Notice also that a sum-to-zero constraint has to be added to the defense parameters, so in reality we are estimating one defense parameter less than the number of teams. Check this post for some more explanation of this.
# Make a vector of all team names. all_teams <- sort(unique(c(england_2011$home, england_2011$visitor)), decreasing = FALSE) n_teams <- length(all_teams) # list of parameters with initial values. parameter_list <- list(attack = rep(0.2, n_teams), defense = rep(-0.01, n_teams-1), home = 0.1, rho= 0.00) names(parameter_list$attack) <- all_teams names(parameter_list$defense) <- all_teams[-1] # the first parameter is computed from the rest.
Next we need a function that calculates the negative log-likelihood function, to be used with R’s built in optimizer.
One trick I use here is to relist the parameters. The optimizer want all parameter values as a single vector. When you have a lot of parameters that group together and is used in different parts of the model, this can quickly create some complicated indexing and stuff. By supplying the original parameter list, plus having named vectors, these problems essentially disappear.
Also notice how the expected goals are now simply computed by looking up the relevant parameters in the parameter list and adding them together. No need for matrix multiplications.
The Dixon-Coles adjustment function tau is the same as in the original implementation.
dc_negloglik <- function(params, goals_home, goals_visitor, team_home, team_visitor, param_skeleton){ # relist, to make things easier. plist <- relist(params, param_skeleton) # There is a sum-to-zero constraint on defense parameters. # The defense parameter for the first team is computed from the rest. plist$defense <- c(sum(plist$defense)*-1, plist$defense) names(plist$defense)[1] <- names(plist$attack[1]) # add name to first element. # Home team expected goals lambda_home <- exp(plist$attack[team_home] + plist$defense[team_visitor] + plist$home) # Away team expected goals lambda_visitor <- exp(plist$attack[team_visitor] + plist$defense[team_home]) # Dixon-Coles adjustment dc_adj <- tau(goals_home, goals_visitor, lambda_home, lambda_visitor, rho = plist$rho) # Trick to avoid warnings. if (any(dc_adj <= 0)){ return(Inf) } # The log-likelihood log_lik_home <- dpois(goals_home, lambda = lambda_home, log=TRUE) log_lik_visitor <- dpois(goals_visitor, lambda = lambda_visitor, log=TRUE) log_lik <- sum((log_lik_home + log_lik_visitor + log(dc_adj))) return(log_lik*-1) }
To actually estimate the parameters we feed the function, data and initial values to optim, and check the results.
optim_res <- optim(par = unlist(parameter_list), fn=dc_negloglik, goals_home = england_2011$hgoal, goals_visitor = england_2011$vgoal, team_home = england_2011$home, team_visitor = england_2011$visitor, param_skeleton=parameter_list, method = 'BFGS') # relist, and calculate the remaining parameter. parameter_est <- relist(optim_res$par, parameter_list) parameter_est$defense <- c( sum(parameter_est$defense) * -1, parameter_est$defense) names(parameter_est$defense)[1] <- names(parameter_est$attack[1])

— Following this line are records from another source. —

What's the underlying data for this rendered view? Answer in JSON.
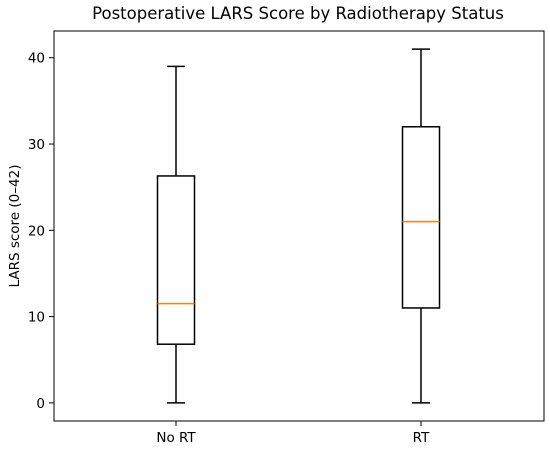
{
  "chart_data": {
    "type": "box",
    "title": "Postoperative LARS Score by Radiotherapy Status",
    "xlabel": "",
    "ylabel": "LARS score (0–42)",
    "ylim": [
      -2.1,
      43.1
    ],
    "yticks": [
      0,
      10,
      20,
      30,
      40
    ],
    "categories": [
      "No RT",
      "RT"
    ],
    "boxes": [
      {
        "category": "No RT",
        "whisker_low": 0,
        "q1": 6.8,
        "median": 11.5,
        "q3": 26.3,
        "whisker_high": 39
      },
      {
        "category": "RT",
        "whisker_low": 0,
        "q1": 11,
        "median": 21,
        "q3": 32,
        "whisker_high": 41
      }
    ],
    "grid": false,
    "colors": {
      "box": "#000000",
      "median": "#ff7f0e",
      "background": "#ffffff"
    }
  }
}
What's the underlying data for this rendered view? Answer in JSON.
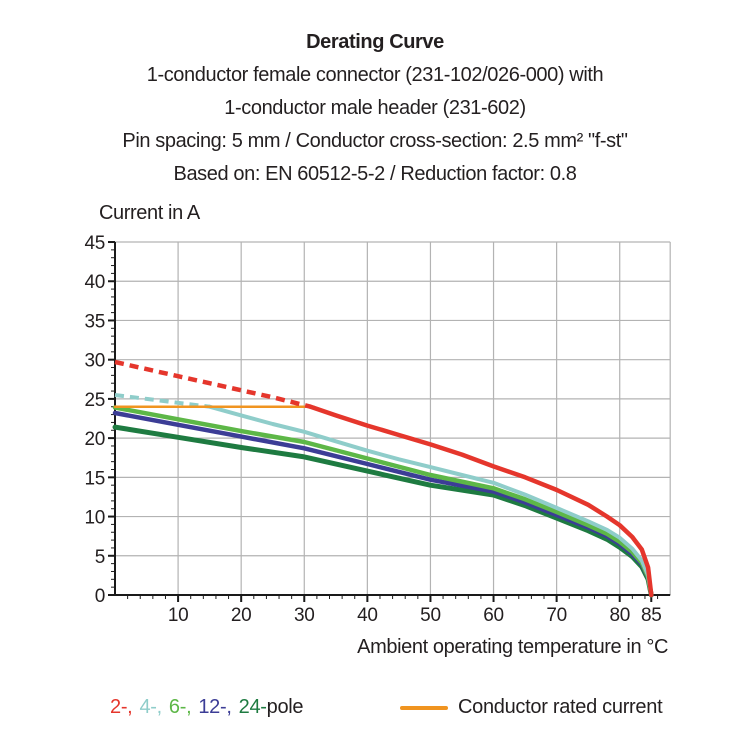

I get the same home field advantage (0.27) and rho (-0.13) as in the original implementation. The other parameters differ, however. This is because of the sum-to-zero constraints are coded in a different way. This should not matter and both ways should give the same predictions.
I have not yet said anything about how to expand the model to include other predictors, but hopefully this implementation should make it easier. You can just add some new arguments to the dc_negloglik function that takes the variables in question as input, and add new parameter vectors to the parameter list as needed. Then the calculations of the expected goals should be modified to include the new parameters and predictors.